Conegliano, 18 novembre. Menzione d’onore per “Endecasillabo”
Nella Sala Consiliare si è svolta la cerimonia di premiazione del concorso di poesia “Città di Conegliano 2018”, dove la ballata “Endecasillabo” (2001) ha ricevuto la Menzione d’onore (nella foto, la premiazione). La metrica, in particolare l’endecasillabo moderno, è stata da sempre una mia passione o meglio un chiodo fisso: passione pienamente condivisa con il grande poeta fiorentino, scomparso nel 2007, Alessandro Parronchi, che ho avuto l’onore di conoscere personalmente.

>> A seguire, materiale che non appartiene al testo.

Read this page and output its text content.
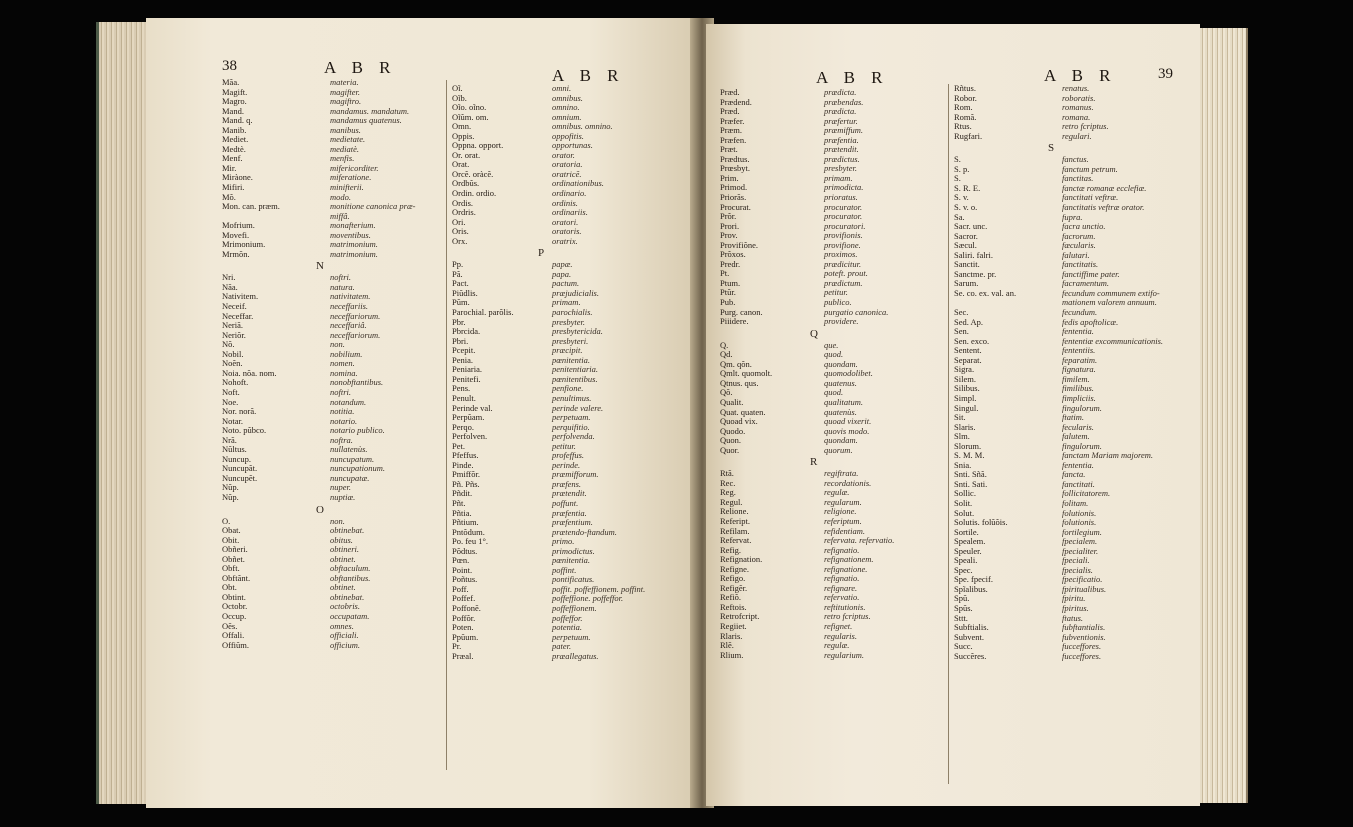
38	A B R	A B R
Mãa.	materia.
Magift.	magifter.
Magro.	magiftro.
Mand.	mandamus. mandatum.
Mand. q.	mandamus quatenus.
Manib.	manibus.
Mediet.	medietate.
Medtè.	mediatè.
Menf.	menfis.
Mir.	mifericorditer.
Miràone.	miferatione.
Mifiri.	minifterii.
Mõ.	modo.
Mon. can. præm.	monitione canonica præ-
miffâ.
Mofrium.	monafterium.
Movefi.	moventibus.
Mrimonium.	matrimonium.
Mrmõn.	matrimonium.
N
Nri.	noftri.
Nãa.	natura.
Nativitem.	nativitatem.
Neceif.	neceffariis.
Neceffar.	neceffariorum.
Neriã.	neceffariâ.
Neriõr.	neceffariorum.
Nõ.	non.
Nobil.	nobilium.
Noẽn.	nomen.
Noia. nõa. nom.	nomina.
Nohoft.	nonobftantibus.
Noft.	noftri.
Noe.	notandum.
Nor. norã.	notitia.
Notar.	notario.
Noto. pũbco.	notario publico.
Nrã.	noftra.
Nũltus.	nullatenùs.
Nuncup.	nuncupatum.
Nuncupãt.	nuncupationum.
Nuncupẽt.	nuncupatæ.
Nũp.	nuper.
Nũp.	nuptiæ.
O
O.	non.
Obat.	obtinebat.
Obit.	obitus.
Obñeri.	obtineri.
Obñet.	obtinet.
Obft.	obftaculum.
Obftãnt.	obftantibus.
Obt.	obtinet.
Obtint.	obtinebat.
Octobr.	octobris.
Occup.	occupatam.
Oẽs.	omnes.
Offali.	officiali.
Offiũm.	officium.
Oĩ.	omni.
Oĩb.	omnibus.
Oĩo. oĩno.	omnino.
Oĩũm. om.	omnium.
Omn.	omnibus. omnino.
Oppis.	oppofitis.
Oppna. opport.	opportunas.
Or. orat.	orator.
Orat.	oratoria.
Orcẽ. oràcẽ.	oratricẽ.
Ordbũs.	ordinationibus.
Ordin. ordio.	ordinario.
Ordis.	ordinis.
Ordris.	ordinariis.
Ori.	oratori.
Oris.	oratoris.
Orx.	oratrix.
P
Pp.	papæ.
Pã.	papa.
Pact.	pactum.
Piũdlis.	præjudicialis.
Pũm.	primam.
Parochial. parõlis.	parochialis.
Pbr.	presbyter.
Pbrcida.	presbytericida.
Pbri.	presbyteri.
Pcepit.	præcipit.
Penia.	pœnitentia.
Peniaria.	penitentiaria.
Penitefi.	pœnitentibus.
Pens.	penfione.
Penult.	penultimus.
Perinde val.	perinde valere.
Perpũam.	perpetuam.
Perqo.	perquifitio.
Perfolven.	perfolvenda.
Pet.	petitur.
Pfeffus.	profeffus.
Pinde.	perinde.
Pmiffõr.	præmifforum.
Pñ. Pñs.	præfens.
Pñdit.	prætendit.
Pñt.	poffunt.
Pñtia.	præfentia.
Pñtium.	præfentium.
Pntõdum.	prætendo-ftandum.
Po. feu 1°.	primo.
Põdtus.	primodictus.
Pœn.	pœnitentia.
Point.	poffint.
Poñtus.	pontificatus.
Poff.	poffit. poffeffionem. poffint.
Poffef.	poffeffione. poffeffor.
Poffonẽ.	poffeffionem.
Poffõr.	poffeffor.
Poten.	potentia.
Ppũum.	perpetuum.
Pr.	pater.
Præal.	præallegatus.
A B R	A B R	39
Præd.	prædicta.
Prædend.	præbendas.
Præd.	prædicta.
Præfer.	præfertur.
Præm.	præmiffum.
Præfen.	præfentia.
Præt.	prætendit.
Prædtus.	prædictus.
Prœsbyt.	presbyter.
Prim.	primam.
Primod.	primodicta.
Priorãs.	prioratus.
Procurat.	procurator.
Prõr.	procurator.
Prori.	procuratori.
Prov.	provifionis.
Provifiõne.	provifione.
Prõxos.	proximos.
Predr.	prædicitur.
Pt.	poteft. prout.
Ptum.	prædictum.
Ptũr.	petitur.
Pub.	publico.
Purg. canon.	purgatio canonica.
Piiidere.	providere.
Q
Q.	que.
Qd.	quod.
Qm. qõn.	quondam.
Qmlt. quomolt.	quomodolibet.
Qtnus. qus.	quatenus.
Qõ.	quod.
Qualit.	qualitatum.
Quat. quaten.	quatenùs.
Quoad vix.	quoad vixerit.
Quodo.	quovis modo.
Quon.	quondam.
Quor.	quorum.
R
Rtã.	regiftrata.
Rec.	recordationis.
Reg.	regulæ.
Regul.	regularum.
Relione.	religione.
Refeript.	referiptum.
Refilam.	refidentiam.
Refervat.	refervata. refervatio.
Refig.	refignatio.
Refignation.	refignationem.
Refigne.	refignatione.
Refigo.	refignatio.
Refigẽr.	refignare.
Refiõ.	refervatio.
Reftois.	reftitutionis.
Retrofcript.	retro fcriptus.
Regiiet.	refignet.
Rlaris.	regularis.
Rlẽ.	regulæ.
Rlium.	regularium.
Rñtus.	renatus.
Robor.	roboratis.
Rom.	romanus.
Romã.	romana.
Rtus.	retro fcriptus.
Rugfari.	regulari.
S
S.	fanctus.
S. p.	fanctum petrum.
S.	fanctitas.
S. R. E.	fanctæ romanæ ecclefiæ.
S. v.	fanctitati veftræ.
S. v. o.	fanctitatis veftræ orator.
Sa.	fupra.
Sacr. unc.	facra unctio.
Sacror.	facrorum.
Sæcul.	fæcularis.
Saliri. falri.	falutari.
Sanctit.	fanctitatis.
Sanctme. pr.	fanctiffime pater.
Sarum.	facramentum.
Se. co. ex. val. an.	fecundum communem extifo-
mationem valorem annuum.
Sec.	fecundum.
Sed. Ap.	fedis apoftolicæ.
Sen.	fententia.
Sen. exco.	fententiæ excommunicationis.
Sentent.	fententiis.
Separat.	feparatim.
Sigra.	fignatura.
Silem.	fimilem.
Silibus.	fimilibus.
Simpl.	fimpliciis.
Singul.	fingulorum.
Sit.	ftatim.
Slaris.	fecularis.
Slm.	falutem.
Slorum.	fingulorum.
S. M. M.	fanctam Mariam majorem.
Snia.	fententia.
Snti. Sñã.	fancta.
Snti. Sati.	fanctitati.
Sollic.	follicitatorem.
Solit.	folitam.
Solut.	folutionis.
Solutis. folũõis.	folutionis.
Sortile.	fortilegium.
Spealem.	fpecialem.
Speuler.	fpecialiter.
Speali.	fpeciali.
Spec.	fpecialis.
Spe. fpecif.	fpecificatio.
Spĩalibus.	fpiritualibus.
Spũ.	fpiritu.
Spũs.	fpiritus.
Sttt.	ftatus.
Subftialis.	fubftantialis.
Subvent.	fubventionis.
Succ.	fucceffores.
Succẽres.	fucceffores.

Non dimenticherò mai l’ospitalità di Nara, sua moglie, durante i pranzi squisiti cui venivo regolarmente invitata nel periodo della prima stesura della sua (sconfinata) bibliografia, né le parole di sostegno che Parronchi stesso diede alle mie poesie, nelle quali non credevo. Oggi, a distanza di tanti anni, mi accorgo che alcune di queste stanno ottenendo un successo tanto insperato quanto inaspettato. Sto quindi pensando a una prima vera edizione della silloge, probabilmente arricchita di qualche nuovo ‘parto’ … Vedremo. Nel frattempo stapperò la bottiglia di Prosecco vinta insieme al Diploma d’onore! Di seguito, la mia “Endecasillabo”, il cui ritmo è stato menzionato dalla Giuria nella motivazione del premio.
Endecasillabo
Non c’è traccia di lui. E’ passato di qui
come una parola che non resta.
Un lampo, un tetto, una finestra
e la paura del giorno.
E’ stato detto tutto, tutto già scritto
dagli amici poeti, dall’occhio limpido
e dalla mente forte.
E gli altri? Sono la vita: il figlio
che a vent’anni tira le somme,
spegne la luce e se ne va di casa.
Gli amici e i cavalier, l’arme e gli amori,
meglio sarebbe dire anche il dolore,
ma non sarebbe chiasmo. E forse poco importa.
Il mito di quelle undici sillabe
così cercate, amate, detestate,
mi suona vecchio, come le idee confuse
che ho conservato in questa testa vuota.
E gli anni passano. Vive soltanto, forte,
il disinganno, la sensazione amara,
di non vedere e di non esser visti.
Assurda questa vita, eppure penso
che l’importante è esistere,
il non dover subire l’alba persa
nel tutto e nell’altrove, l’illimitato
tempo chiamato eternità,
ignoto al nostro senso del fugace.
Niente saggezza, non è per le mie tasche.
A me basta, in fondo, accendere la radio,
non traversare con l’immaginazione
il risuonare di queste stanze vuote.
La musica, il tango argentino, il rosso,
le altre tinte di cui la vita è intessuta
esangue e variegata, ci invitano
col passo malcerto ed istintivo
di chi non sa ballare ma va in pista,
sospinto da una forza innaturale.
L’insonnia, il bianco del soffitto
per chi ha il corpo sano e i nervi
a pezzi, affondati nel fruscio di pensieri
che sommergono il mare ed i ricordi,
appartengono allo sfondo musicale.
Ma l’unica occasione perduta,
in questo palco colore della notte,
è la parola non detta,
l’amore non tentato, il bacio non dato.
La memoria, la bellezza, la poesia:
nulla è più feroce e irreversibile
di questa strana e semplice mia vita.